My heart was so heavy and my thoughts so melancholy that I felt no alarm, scarcely even noticed, when the islands sank out of sight behind me and I was again alone on the fearsomely empty open sea. What I was thinking was this:

"It seems that I somehow confer a curse upon all the women toward whom I feel love or even affection. The gods cruelly take them away, and cruelly leave me alive, to live with regret and grief."

And this: "But ayya, when I bemoan my bereavement, I am being callously selfish, because what happened to Ixinatsi and Pakapeti and Citlali was so much worse. They lost the whole world and all their tomorrows."

And this: "Ever since childhood, my cousin Ameyatl and I have been merely fond of one another, yet she nearly died of imprisonment and degradation."

And this: "The little mulata girl Rebeca and I considered one another only an experiment. But, when she went from my arms into a convent's suffocating confinement, she too could be said to have lost the world and all her tomorrows."

Thus it was that, then and there, I made a decision. I would live the kind of life, from now on, that would be most prudent—and most considerate of every woman remaining in The One World. I would never again let myself be lured into love of any of them, or let any of them love me. For myself, the remembrances of the idyll I had shared with Cricket would sustain me for the rest of my days.
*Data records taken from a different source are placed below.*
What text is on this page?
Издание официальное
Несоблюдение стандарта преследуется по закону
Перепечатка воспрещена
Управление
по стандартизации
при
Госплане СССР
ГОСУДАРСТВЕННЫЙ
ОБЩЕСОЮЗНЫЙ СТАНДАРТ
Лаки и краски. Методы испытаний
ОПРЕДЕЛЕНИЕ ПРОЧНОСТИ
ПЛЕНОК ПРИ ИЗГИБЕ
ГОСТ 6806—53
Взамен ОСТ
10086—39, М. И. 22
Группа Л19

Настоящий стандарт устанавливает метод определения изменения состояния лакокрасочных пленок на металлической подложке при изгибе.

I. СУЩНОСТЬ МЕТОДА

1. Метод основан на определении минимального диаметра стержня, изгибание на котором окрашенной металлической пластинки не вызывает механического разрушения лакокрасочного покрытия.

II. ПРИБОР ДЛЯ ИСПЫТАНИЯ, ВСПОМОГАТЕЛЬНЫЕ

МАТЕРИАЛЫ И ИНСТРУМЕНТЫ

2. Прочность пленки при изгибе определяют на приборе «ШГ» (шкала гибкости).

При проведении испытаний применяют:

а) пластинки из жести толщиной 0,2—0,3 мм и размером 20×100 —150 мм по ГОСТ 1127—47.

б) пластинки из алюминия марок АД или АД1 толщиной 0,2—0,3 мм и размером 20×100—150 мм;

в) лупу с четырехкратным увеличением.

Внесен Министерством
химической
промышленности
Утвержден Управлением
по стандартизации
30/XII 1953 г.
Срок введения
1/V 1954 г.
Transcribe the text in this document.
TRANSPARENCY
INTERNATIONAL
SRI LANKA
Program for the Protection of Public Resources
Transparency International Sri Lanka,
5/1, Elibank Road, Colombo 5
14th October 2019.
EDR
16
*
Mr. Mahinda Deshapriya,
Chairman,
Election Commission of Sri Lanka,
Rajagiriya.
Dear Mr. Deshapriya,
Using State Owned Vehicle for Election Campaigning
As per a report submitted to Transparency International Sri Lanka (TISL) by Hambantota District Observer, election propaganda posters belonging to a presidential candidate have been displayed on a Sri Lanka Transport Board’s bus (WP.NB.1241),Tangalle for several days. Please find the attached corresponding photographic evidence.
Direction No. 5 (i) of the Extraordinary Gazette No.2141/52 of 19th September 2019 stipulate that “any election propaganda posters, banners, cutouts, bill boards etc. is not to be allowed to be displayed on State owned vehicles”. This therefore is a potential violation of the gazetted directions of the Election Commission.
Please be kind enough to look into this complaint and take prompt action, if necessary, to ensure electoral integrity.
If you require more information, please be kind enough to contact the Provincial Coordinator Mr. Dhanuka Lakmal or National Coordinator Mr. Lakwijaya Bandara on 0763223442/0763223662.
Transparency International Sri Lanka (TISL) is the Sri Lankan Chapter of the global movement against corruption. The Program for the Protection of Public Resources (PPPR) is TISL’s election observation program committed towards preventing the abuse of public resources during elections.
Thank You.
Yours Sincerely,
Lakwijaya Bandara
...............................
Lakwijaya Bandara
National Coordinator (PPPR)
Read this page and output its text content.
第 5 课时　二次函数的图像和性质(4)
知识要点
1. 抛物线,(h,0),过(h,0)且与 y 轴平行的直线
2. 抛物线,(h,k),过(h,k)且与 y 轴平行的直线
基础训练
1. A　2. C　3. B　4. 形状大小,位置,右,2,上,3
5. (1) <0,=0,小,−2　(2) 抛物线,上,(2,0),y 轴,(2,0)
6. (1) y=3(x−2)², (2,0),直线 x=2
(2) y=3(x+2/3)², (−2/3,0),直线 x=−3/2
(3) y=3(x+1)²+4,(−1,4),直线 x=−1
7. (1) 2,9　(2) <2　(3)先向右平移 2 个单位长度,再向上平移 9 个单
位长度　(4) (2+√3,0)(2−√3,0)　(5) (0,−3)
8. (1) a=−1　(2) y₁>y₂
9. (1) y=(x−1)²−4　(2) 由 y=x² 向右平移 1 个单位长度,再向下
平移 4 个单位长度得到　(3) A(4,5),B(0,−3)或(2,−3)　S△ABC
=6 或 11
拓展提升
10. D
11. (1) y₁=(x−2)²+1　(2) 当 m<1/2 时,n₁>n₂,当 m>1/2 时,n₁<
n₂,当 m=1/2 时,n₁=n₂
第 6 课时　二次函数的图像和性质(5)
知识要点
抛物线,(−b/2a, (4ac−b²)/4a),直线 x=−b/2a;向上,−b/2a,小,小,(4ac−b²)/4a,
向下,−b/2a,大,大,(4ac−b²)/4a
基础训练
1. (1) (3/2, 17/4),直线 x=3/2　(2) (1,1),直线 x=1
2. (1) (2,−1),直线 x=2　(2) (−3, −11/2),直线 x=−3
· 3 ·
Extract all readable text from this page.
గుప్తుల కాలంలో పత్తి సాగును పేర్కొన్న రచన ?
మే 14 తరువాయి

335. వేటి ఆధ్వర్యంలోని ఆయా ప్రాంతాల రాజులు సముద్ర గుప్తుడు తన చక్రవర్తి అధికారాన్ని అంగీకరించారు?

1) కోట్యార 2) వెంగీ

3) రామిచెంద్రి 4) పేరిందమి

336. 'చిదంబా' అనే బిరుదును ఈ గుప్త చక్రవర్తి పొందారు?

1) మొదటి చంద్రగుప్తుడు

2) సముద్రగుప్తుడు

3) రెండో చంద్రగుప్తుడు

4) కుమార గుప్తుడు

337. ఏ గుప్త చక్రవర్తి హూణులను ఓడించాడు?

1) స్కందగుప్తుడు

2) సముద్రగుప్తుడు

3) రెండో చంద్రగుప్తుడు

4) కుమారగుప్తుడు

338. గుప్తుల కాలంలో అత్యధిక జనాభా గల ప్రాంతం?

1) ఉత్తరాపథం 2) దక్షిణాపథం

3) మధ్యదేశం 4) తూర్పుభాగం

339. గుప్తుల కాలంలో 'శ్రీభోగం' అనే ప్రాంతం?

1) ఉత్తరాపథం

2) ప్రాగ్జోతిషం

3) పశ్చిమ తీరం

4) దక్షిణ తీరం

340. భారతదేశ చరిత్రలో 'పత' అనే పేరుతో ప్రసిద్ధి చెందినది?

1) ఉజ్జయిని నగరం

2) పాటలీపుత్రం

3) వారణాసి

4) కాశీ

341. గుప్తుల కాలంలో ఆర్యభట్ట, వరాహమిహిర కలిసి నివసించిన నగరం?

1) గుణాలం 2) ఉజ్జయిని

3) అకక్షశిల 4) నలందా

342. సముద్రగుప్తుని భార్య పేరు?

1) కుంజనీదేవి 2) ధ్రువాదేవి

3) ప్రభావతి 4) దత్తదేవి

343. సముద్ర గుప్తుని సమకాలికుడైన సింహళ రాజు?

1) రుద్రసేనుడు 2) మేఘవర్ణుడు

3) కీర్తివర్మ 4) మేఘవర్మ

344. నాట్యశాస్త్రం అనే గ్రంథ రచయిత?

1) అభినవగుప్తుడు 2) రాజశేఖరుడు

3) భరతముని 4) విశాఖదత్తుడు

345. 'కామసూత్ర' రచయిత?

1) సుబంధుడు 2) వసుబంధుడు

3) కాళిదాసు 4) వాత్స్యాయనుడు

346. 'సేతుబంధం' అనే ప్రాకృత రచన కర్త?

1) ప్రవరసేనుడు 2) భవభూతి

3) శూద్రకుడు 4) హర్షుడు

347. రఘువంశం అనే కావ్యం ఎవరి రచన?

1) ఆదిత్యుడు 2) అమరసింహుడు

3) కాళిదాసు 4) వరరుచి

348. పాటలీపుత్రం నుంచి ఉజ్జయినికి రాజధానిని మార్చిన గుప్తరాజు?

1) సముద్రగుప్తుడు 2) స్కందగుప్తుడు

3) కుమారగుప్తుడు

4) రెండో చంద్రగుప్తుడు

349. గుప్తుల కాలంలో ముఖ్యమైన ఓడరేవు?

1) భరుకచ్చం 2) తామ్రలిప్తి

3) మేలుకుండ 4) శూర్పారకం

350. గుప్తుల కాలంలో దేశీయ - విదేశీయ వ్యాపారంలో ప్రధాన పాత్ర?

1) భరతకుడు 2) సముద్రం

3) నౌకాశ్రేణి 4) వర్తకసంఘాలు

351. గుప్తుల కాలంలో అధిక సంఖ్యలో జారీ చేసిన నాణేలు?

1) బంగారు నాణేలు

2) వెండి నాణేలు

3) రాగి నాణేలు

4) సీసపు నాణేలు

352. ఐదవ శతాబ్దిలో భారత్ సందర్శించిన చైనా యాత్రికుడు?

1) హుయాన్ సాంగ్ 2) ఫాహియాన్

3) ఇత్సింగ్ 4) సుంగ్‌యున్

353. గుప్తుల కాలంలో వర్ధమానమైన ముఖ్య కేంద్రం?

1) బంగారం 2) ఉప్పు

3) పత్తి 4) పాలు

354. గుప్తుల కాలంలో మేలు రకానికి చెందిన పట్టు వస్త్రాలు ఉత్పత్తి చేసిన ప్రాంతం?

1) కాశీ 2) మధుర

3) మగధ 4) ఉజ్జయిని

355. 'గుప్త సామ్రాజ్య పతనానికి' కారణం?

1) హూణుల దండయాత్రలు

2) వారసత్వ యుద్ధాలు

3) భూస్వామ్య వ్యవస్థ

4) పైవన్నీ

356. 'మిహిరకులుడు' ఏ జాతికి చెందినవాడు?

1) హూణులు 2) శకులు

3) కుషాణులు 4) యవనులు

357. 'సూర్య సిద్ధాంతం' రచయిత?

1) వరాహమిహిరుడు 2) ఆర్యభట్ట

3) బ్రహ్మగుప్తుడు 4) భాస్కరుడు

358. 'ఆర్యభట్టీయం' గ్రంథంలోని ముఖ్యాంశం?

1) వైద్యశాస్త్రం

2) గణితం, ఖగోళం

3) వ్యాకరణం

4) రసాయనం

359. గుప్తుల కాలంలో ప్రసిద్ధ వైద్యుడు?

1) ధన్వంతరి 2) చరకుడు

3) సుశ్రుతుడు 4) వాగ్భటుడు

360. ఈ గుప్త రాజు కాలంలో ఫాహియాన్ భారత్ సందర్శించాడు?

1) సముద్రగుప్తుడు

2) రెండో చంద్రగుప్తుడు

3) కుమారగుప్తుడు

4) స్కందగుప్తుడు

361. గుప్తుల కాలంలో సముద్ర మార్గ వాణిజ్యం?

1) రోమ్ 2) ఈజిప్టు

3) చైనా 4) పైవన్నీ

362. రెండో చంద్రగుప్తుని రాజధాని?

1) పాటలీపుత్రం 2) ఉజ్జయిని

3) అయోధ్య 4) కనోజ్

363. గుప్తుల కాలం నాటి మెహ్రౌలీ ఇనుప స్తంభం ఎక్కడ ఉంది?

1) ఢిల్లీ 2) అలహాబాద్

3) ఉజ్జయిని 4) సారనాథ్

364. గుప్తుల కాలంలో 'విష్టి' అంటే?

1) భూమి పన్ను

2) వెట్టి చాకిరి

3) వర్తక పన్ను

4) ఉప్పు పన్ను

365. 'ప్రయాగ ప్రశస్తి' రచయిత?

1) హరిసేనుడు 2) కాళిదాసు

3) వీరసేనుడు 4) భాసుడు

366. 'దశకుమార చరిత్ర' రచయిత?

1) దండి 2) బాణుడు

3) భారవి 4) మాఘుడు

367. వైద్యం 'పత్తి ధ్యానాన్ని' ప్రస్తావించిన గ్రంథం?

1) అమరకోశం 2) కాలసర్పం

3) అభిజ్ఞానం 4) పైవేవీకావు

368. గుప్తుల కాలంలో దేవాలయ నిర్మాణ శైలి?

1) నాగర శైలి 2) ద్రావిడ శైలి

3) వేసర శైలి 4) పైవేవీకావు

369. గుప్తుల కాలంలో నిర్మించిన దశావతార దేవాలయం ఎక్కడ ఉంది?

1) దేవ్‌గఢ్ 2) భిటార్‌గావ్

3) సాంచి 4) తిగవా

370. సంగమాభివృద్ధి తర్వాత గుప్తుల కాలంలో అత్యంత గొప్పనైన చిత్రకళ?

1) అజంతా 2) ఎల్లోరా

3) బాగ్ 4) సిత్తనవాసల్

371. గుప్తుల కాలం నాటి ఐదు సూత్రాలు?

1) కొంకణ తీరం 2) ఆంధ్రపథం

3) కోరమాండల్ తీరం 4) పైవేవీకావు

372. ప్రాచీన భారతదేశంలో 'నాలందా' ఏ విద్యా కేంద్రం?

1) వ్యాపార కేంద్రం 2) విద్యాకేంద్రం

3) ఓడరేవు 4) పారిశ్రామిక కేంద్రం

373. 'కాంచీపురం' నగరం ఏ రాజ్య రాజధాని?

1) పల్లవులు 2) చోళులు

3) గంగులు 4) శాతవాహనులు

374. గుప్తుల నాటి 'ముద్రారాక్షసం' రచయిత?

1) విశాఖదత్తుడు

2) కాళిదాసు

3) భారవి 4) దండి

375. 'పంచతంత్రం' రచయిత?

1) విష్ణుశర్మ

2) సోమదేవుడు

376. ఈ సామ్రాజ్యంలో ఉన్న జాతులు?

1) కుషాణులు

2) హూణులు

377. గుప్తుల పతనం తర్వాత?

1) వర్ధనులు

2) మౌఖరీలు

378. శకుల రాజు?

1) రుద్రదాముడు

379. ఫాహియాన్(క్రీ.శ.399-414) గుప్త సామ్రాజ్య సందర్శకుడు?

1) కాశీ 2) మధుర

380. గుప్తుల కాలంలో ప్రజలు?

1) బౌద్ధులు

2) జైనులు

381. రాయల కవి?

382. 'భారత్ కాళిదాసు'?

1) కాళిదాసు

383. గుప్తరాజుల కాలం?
For the women, I would be doing a mercy, not endangering them with whatever was the curse I carried with me.

If, when I got ashore at Yakoreke and walked north to Aztlan, I should find the city still intact and Ameyatl still ruling there, I would decline her suggestion that we wed and reign side by side. Henceforth, I would devote myself entirely to the war I had instigated, and to the extermination or expulsion of the white men. I would let no woman, ever again, into my heart, my life. If and when my physical needs got overwhelmingly urgent, I could always find some female to use, but that would be all she would mean to me—a handy yet disposable receptacle. I would never love again; I would never be loved again.